I Cammini d’Italia diventano Legge

28.01.2026

I Cammini d'Italia diventano Legge: una rete strategica nazionale per il futuro dei piccoli paesi

Traguardo storico raggiunto il 22 gennaio 2026: la Camera dei Deputati ha approvato all'unanimità il provvedimento che tutela e valorizza i sentieri italiani, trasformandoli in una risorsa fondamentale per il turismo lento e la rinascita dei borghi.

L'Italia si mette ufficialmente in marcia. Con l'approvazione della proposta di legge sui "Cammini d'Italia" (A.C. 1805 e abbinate, tra cui la nota A.C. 1572), i nostri percorsi smettono di essere semplici sentieri isolati per diventare una vera e propria infrastruttura strategica nazionale.

Questo provvedimento rappresenta una vittoria per i piccoli paesi e per chi crede in un modello di sviluppo sostenibile. I cammini vengono finalmente riconosciuti come leve fondamentali per:

  • La valorizzazione di attrattori culturali, storici, religiosi e paesaggistici.
  • La tutela delle identità locali, comprese le tradizioni linguistiche ed enogastronomiche.
  • Lo sviluppo di un turismo lento e responsabile, capace di radicarsi profondamente nei territori.


Le novità principali previste dalla legge

L'impianto normativo introduce strumenti concreti per garantire la qualità e la fruibilità dei percorsi:

  • Standard di eccellenza: Verranno definiti criteri uniformi a livello nazionale per la sicurezza, la qualità della segnaletica e l'accessibilità dei percorsi (anche per persone con disabilità).

  • Banca Dati Nazionale: Sarà istituito un catalogo ufficiale presso il Ministero del Turismo. Solo i cammini certificati potranno farne parte, garantendo ai camminatori trasparenza e servizi certi.

  • Cabina di Regia e Tavolo Permanente: Per assicurare una gestione coordinata, nascono nuovi organi di governance presso il Ministero del Turismo, con il coinvolgimento di Regioni e associazioni (come il CAI), per monitorare lo stato dei sentieri e pianificare gli investimenti.
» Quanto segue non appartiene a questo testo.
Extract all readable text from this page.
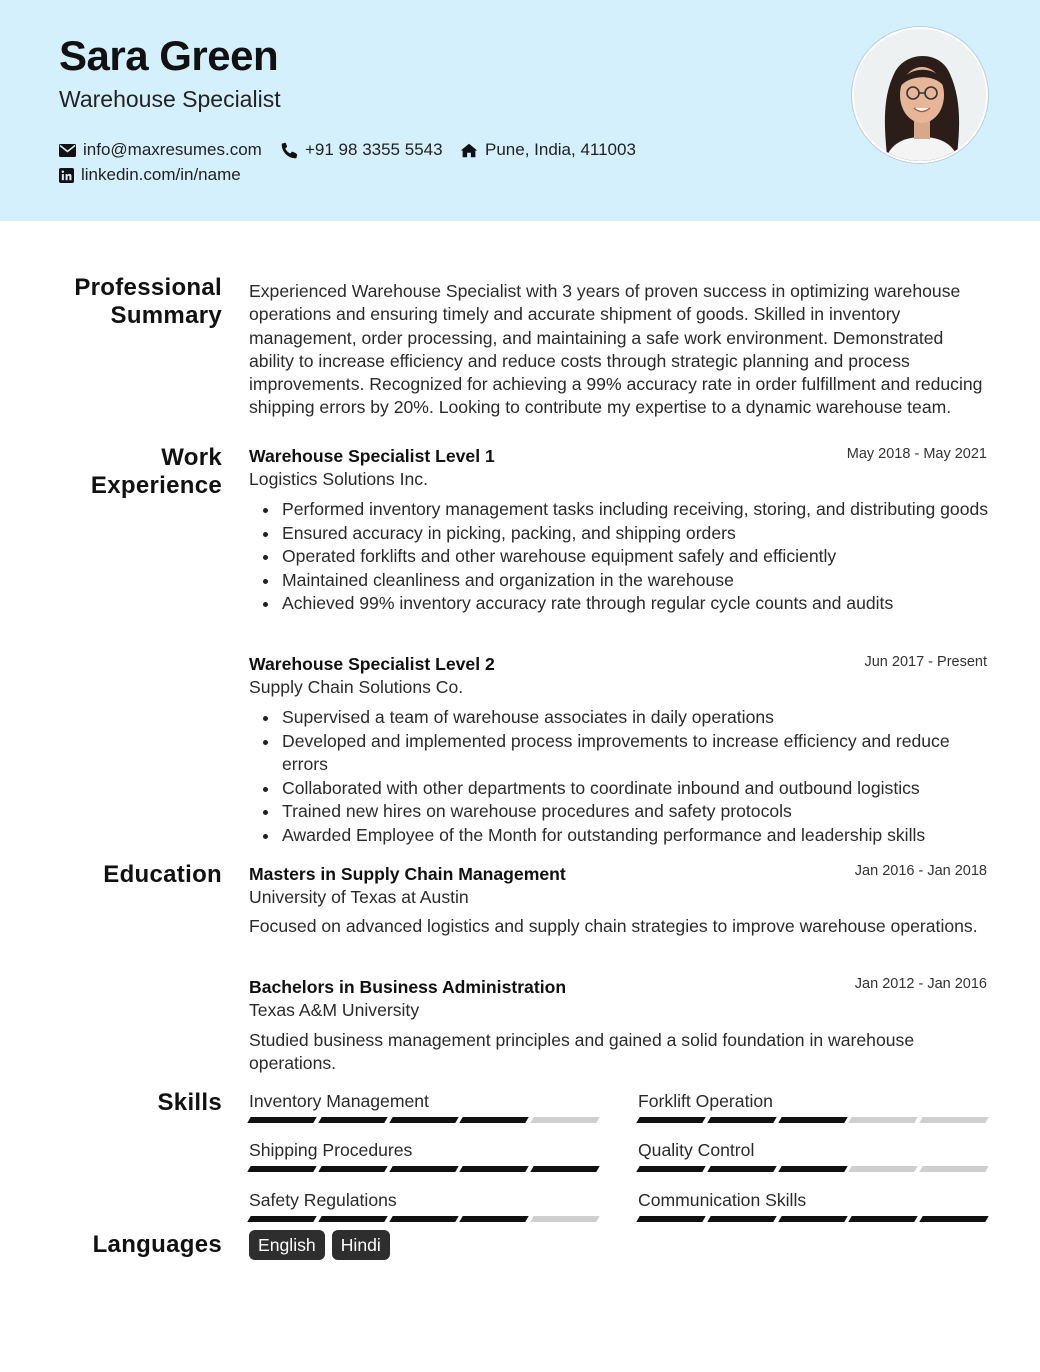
Sara Green
Warehouse Specialist
info@maxresumes.com	+91 98 3355 5543 Pune, India, 411003
linkedin.com/in/name
Professional
Summary
Experienced Warehouse Specialist with 3 years of proven success in optimizing warehouse operations and ensuring timely and accurate shipment of goods. Skilled in inventory management, order processing, and maintaining a safe work environment. Demonstrated ability to increase efficiency and reduce costs through strategic planning and process improvements. Recognized for achieving a 99% accuracy rate in order fulfillment and reducing shipping errors by 20%. Looking to contribute my expertise to a dynamic warehouse team.
Work
Experience
Warehouse Specialist Level 1	May 2018 - May 2021
Logistics Solutions Inc.
Performed inventory management tasks including receiving, storing, and distributing goods
Ensured accuracy in picking, packing, and shipping orders
Operated forklifts and other warehouse equipment safely and efficiently
Maintained cleanliness and organization in the warehouse
Achieved 99% inventory accuracy rate through regular cycle counts and audits
Warehouse Specialist Level 2	Jun 2017 - Present
Supply Chain Solutions Co.
Supervised a team of warehouse associates in daily operations
Developed and implemented process improvements to increase efficiency and reduce errors
Collaborated with other departments to coordinate inbound and outbound logistics
Trained new hires on warehouse procedures and safety protocols
Awarded Employee of the Month for outstanding performance and leadership skills
Education Masters in Supply Chain Management	Jan 2016 - Jan 2018
University of Texas at Austin
Focused on advanced logistics and supply chain strategies to improve warehouse operations.
Bachelors in Business Administration	Jan 2012 - Jan 2016
Texas A&M University
Studied business management principles and gained a solid foundation in warehouse operations.
Skills Inventory Management	Forklift Operation
Shipping Procedures	Quality Control
Safety Regulations	Communication Skills
Languages	English	Hindi
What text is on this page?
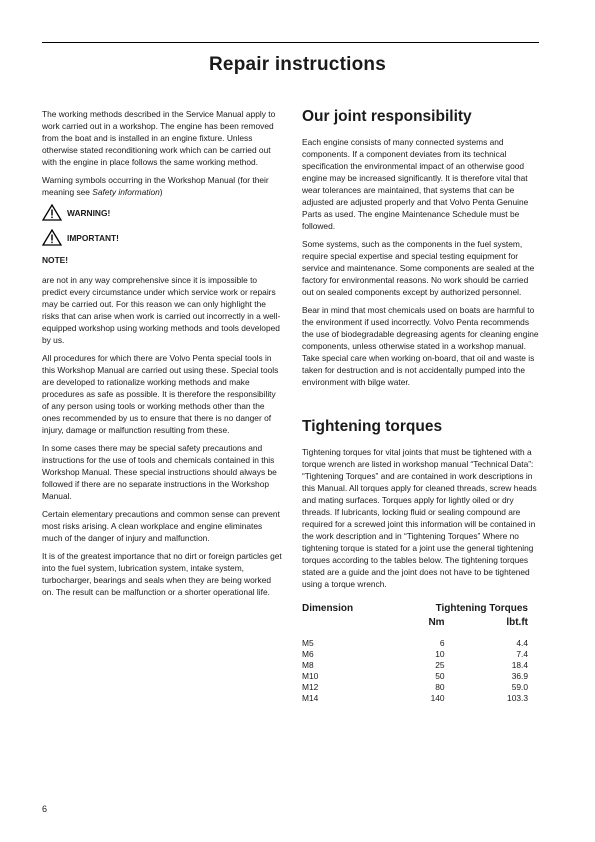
Repair instructions

The working methods described in the Service Manual apply to work carried out in a workshop. The engine has been removed from the boat and is installed in an engine fixture. Unless otherwise stated reconditioning work which can be carried out with the engine in place follows the same working method.

Warning symbols occurring in the Workshop Manual (for their meaning see Safety information)

WARNING!
IMPORTANT!
NOTE!

are not in any way comprehensive since it is impossible to predict every circumstance under which service work or repairs may be carried out. For this reason we can only highlight the risks that can arise when work is carried out incorrectly in a well-equipped workshop using working methods and tools developed by us.

All procedures for which there are Volvo Penta special tools in this Workshop Manual are carried out using these. Special tools are developed to rationalize working methods and make procedures as safe as possible. It is therefore the responsibility of any person using tools or working methods other than the ones recommended by us to ensure that there is no danger of injury, damage or malfunction resulting from these.

In some cases there may be special safety precautions and instructions for the use of tools and chemicals contained in this Workshop Manual. These special instructions should always be followed if there are no separate instructions in the Workshop Manual.

Certain elementary precautions and common sense can prevent most risks arising. A clean workplace and engine eliminates much of the danger of injury and malfunction.

It is of the greatest importance that no dirt or foreign particles get into the fuel system, lubrication system, intake system, turbocharger, bearings and seals when they are being worked on. The result can be malfunction or a shorter operational life.

Our joint responsibility

Each engine consists of many connected systems and components. If a component deviates from its technical specification the environmental impact of an otherwise good engine may be increased significantly. It is therefore vital that wear tolerances are maintained, that systems that can be adjusted are adjusted properly and that Volvo Penta Genuine Parts as used. The engine Maintenance Schedule must be followed.

Some systems, such as the components in the fuel system, require special expertise and special testing equipment for service and maintenance. Some components are sealed at the factory for environmental reasons. No work should be carried out on sealed components except by authorized personnel.

Bear in mind that most chemicals used on boats are harmful to the environment if used incorrectly. Volvo Penta recommends the use of biodegradable degreasing agents for cleaning engine components, unless otherwise stated in a workshop manual. Take special care when working on-board, that oil and waste is taken for destruction and is not accidentally pumped into the environment with bilge water.

Tightening torques

Tightening torques for vital joints that must be tightened with a torque wrench are listed in workshop manual “Technical Data”: “Tightening Torques” and are contained in work descriptions in this Manual. All torques apply for cleaned threads, screw heads and mating surfaces. Torques apply for lightly oiled or dry threads. If lubricants, locking fluid or sealing compound are required for a screwed joint this information will be contained in the work description and in “Tightening Torques” Where no tightening torque is stated for a joint use the general tightening torques according to the tables below. The tightening torques stated are a guide and the joint does not have to be tightened using a torque wrench.

Dimension	Tightening Torques	
	Nm	lbt.ft
M5	6	4.4
M6	10	7.4
M8	25	18.4
M10	50	36.9
M12	80	59.0
M14	140	103.3
6
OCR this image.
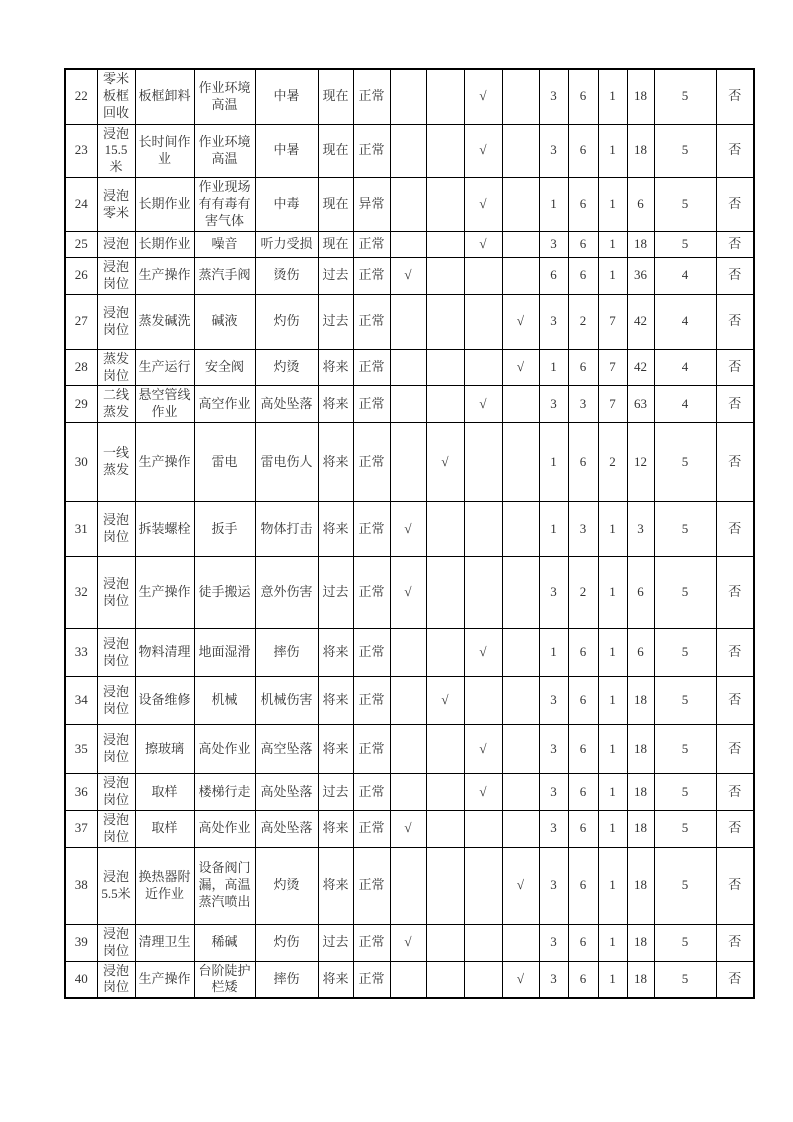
22	零米板框回收	板框卸料	作业环境高温	中暑	现在	正常			√		3	6	1	18	5	否
23	浸泡15.5米	长时间作业	作业环境高温	中暑	现在	正常			√		3	6	1	18	5	否
24	浸泡零米	长期作业	作业现场有有毒有害气体	中毒	现在	异常			√		1	6	1	6	5	否
25	浸泡	长期作业	噪音	听力受损	现在	正常			√		3	6	1	18	5	否
26	浸泡岗位	生产操作	蒸汽手阀	烫伤	过去	正常	√				6	6	1	36	4	否
27	浸泡岗位	蒸发碱洗	碱液	灼伤	过去	正常				√	3	2	7	42	4	否
28	蒸发岗位	生产运行	安全阀	灼烫	将来	正常				√	1	6	7	42	4	否
29	二线蒸发	悬空管线作业	高空作业	高处坠落	将来	正常			√		3	3	7	63	4	否
30	一线蒸发	生产操作	雷电	雷电伤人	将来	正常		√			1	6	2	12	5	否
31	浸泡岗位	拆装螺栓	扳手	物体打击	将来	正常	√				1	3	1	3	5	否
32	浸泡岗位	生产操作	徒手搬运	意外伤害	过去	正常	√				3	2	1	6	5	否
33	浸泡岗位	物料清理	地面湿滑	摔伤	将来	正常			√		1	6	1	6	5	否
34	浸泡岗位	设备维修	机械	机械伤害	将来	正常		√			3	6	1	18	5	否
35	浸泡岗位	擦玻璃	高处作业	高空坠落	将来	正常			√		3	6	1	18	5	否
36	浸泡岗位	取样	楼梯行走	高处坠落	过去	正常			√		3	6	1	18	5	否
37	浸泡岗位	取样	高处作业	高处坠落	将来	正常	√				3	6	1	18	5	否
38	浸泡5.5米	换热器附近作业	设备阀门漏，高温蒸汽喷出	灼烫	将来	正常				√	3	6	1	18	5	否
39	浸泡岗位	清理卫生	稀碱	灼伤	过去	正常	√				3	6	1	18	5	否
40	浸泡岗位	生产操作	台阶陡护栏矮	摔伤	将来	正常				√	3	6	1	18	5	否
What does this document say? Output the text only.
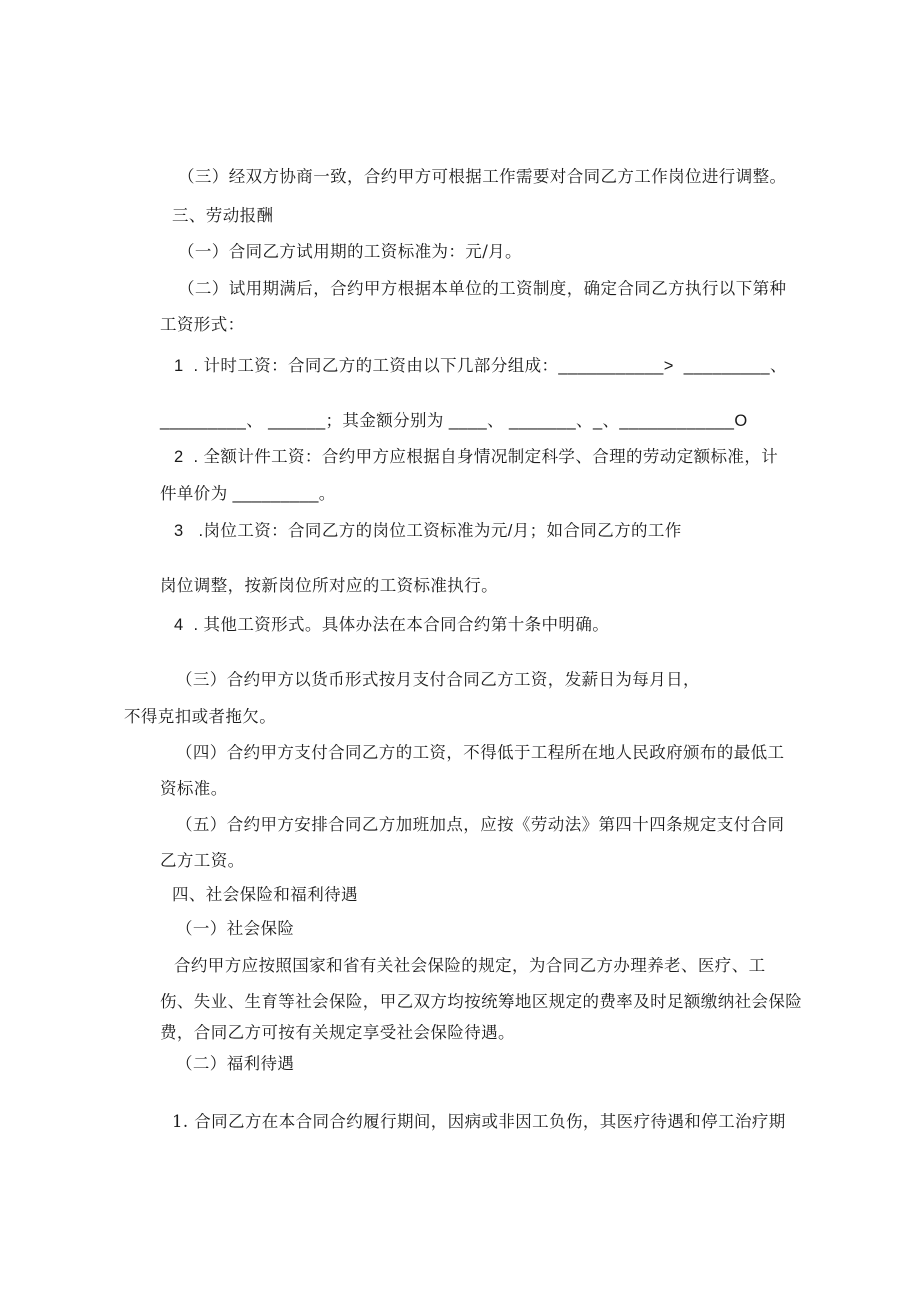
（三）经双方协商一致，合约甲方可根据工作需要对合同乙方工作岗位进行调整。

三、劳动报酬

（一）合同乙方试用期的工资标准为：元/月。

（二）试用期满后，合约甲方根据本单位的工资制度，确定合同乙方执行以下第种

工资形式：

1  . 计时工资：合同乙方的工资由以下几部分组成：___________>  _________、

_________、 ______；其金额分别为 ____、 _______、_、____________O

2  . 全额计件工资：合约甲方应根据自身情况制定科学、合理的劳动定额标准，计

件单价为 _________。

3   .岗位工资：合同乙方的岗位工资标准为元/月；如合同乙方的工作

岗位调整，按新岗位所对应的工资标准执行。

4  . 其他工资形式。具体办法在本合同合约第十条中明确。

（三）合约甲方以货币形式按月支付合同乙方工资，发薪日为每月日，

不得克扣或者拖欠。

（四）合约甲方支付合同乙方的工资，不得低于工程所在地人民政府颁布的最低工

资标准。

（五）合约甲方安排合同乙方加班加点，应按《劳动法》第四十四条规定支付合同

乙方工资。

四、社会保险和福利待遇

（一）社会保险

合约甲方应按照国家和省有关社会保险的规定，为合同乙方办理养老、医疗、工

伤、失业、生育等社会保险，甲乙双方均按统筹地区规定的费率及时足额缴纳社会保险

费，合同乙方可按有关规定享受社会保险待遇。

（二）福利待遇

1. 合同乙方在本合同合约履行期间，因病或非因工负伤，其医疗待遇和停工治疗期
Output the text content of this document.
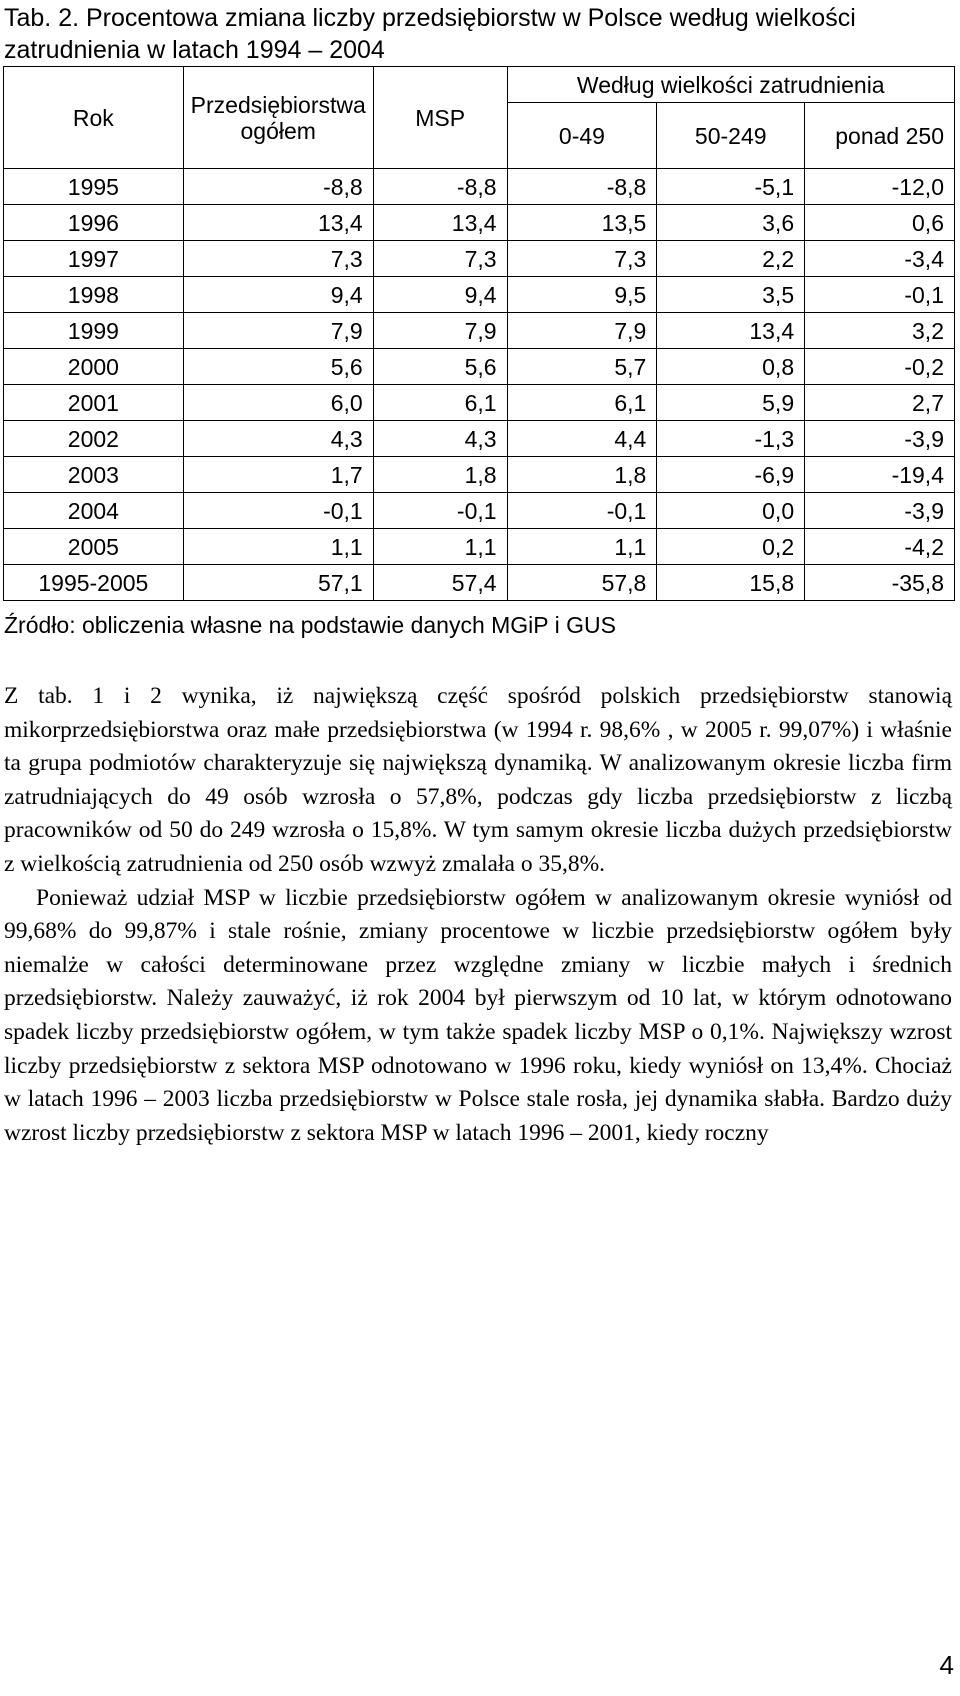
Tab. 2. Procentowa zmiana liczby przedsiębiorstw w Polsce według wielkości zatrudnienia w latach 1994 – 2004

Rok	Przedsiębiorstwa ogółem	MSP	Według wielkości zatrudnienia		
			0-49	50-249	ponad 250
1995	-8,8	-8,8	-8,8	-5,1	-12,0
1996	13,4	13,4	13,5	3,6	0,6
1997	7,3	7,3	7,3	2,2	-3,4
1998	9,4	9,4	9,5	3,5	-0,1
1999	7,9	7,9	7,9	13,4	3,2
2000	5,6	5,6	5,7	0,8	-0,2
2001	6,0	6,1	6,1	5,9	2,7
2002	4,3	4,3	4,4	-1,3	-3,9
2003	1,7	1,8	1,8	-6,9	-19,4
2004	-0,1	-0,1	-0,1	0,0	-3,9
2005	1,1	1,1	1,1	0,2	-4,2
1995-2005	57,1	57,4	57,8	15,8	-35,8

Źródło: obliczenia własne na podstawie danych MGiP i GUS

Z tab. 1 i 2 wynika, iż największą część spośród polskich przedsiębiorstw stanowią mikorprzedsiębiorstwa oraz małe przedsiębiorstwa (w 1994 r. 98,6% , w 2005 r. 99,07%) i właśnie ta grupa podmiotów charakteryzuje się największą dynamiką. W analizowanym okresie liczba firm zatrudniających do 49 osób wzrosła o 57,8%, podczas gdy liczba przedsiębiorstw z liczbą pracowników od 50 do 249 wzrosła o 15,8%. W tym samym okresie liczba dużych przedsiębiorstw z wielkością zatrudnienia od 250 osób wzwyż zmalała o 35,8%.

Ponieważ udział MSP w liczbie przedsiębiorstw ogółem w analizowanym okresie wyniósł od 99,68% do 99,87% i stale rośnie, zmiany procentowe w liczbie przedsiębiorstw ogółem były niemalże w całości determinowane przez względne zmiany w liczbie małych i średnich przedsiębiorstw. Należy zauważyć, iż rok 2004 był pierwszym od 10 lat, w którym odnotowano spadek liczby przedsiębiorstw ogółem, w tym także spadek liczby MSP o 0,1%. Największy wzrost liczby przedsiębiorstw z sektora MSP odnotowano w 1996 roku, kiedy wyniósł on 13,4%. Chociaż w latach 1996 – 2003 liczba przedsiębiorstw w Polsce stale rosła, jej dynamika słabła. Bardzo duży wzrost liczby przedsiębiorstw z sektora MSP w latach 1996 – 2001, kiedy roczny

4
  • Recupero del patrimonio abbandonato: La legge favorisce il riuso di case cantoniere, stazioni ferroviarie dismesse e vecchie scuole rurali, che potranno rinascere come ostelli, rifugi e punti di sosta, creando nuovi posti di lavoro legati all'accoglienza.


Una boccata d'ossigeno per le aree interne

Il cuore della legge è la lotta allo spopolamento. Attraverso lo stanziamento di fondi specifici, si punta a incentivare i giovani a restare nei piccoli comuni, trasformando il passaggio dei camminatori in un'occasione di micro-imprenditorialità diffusa.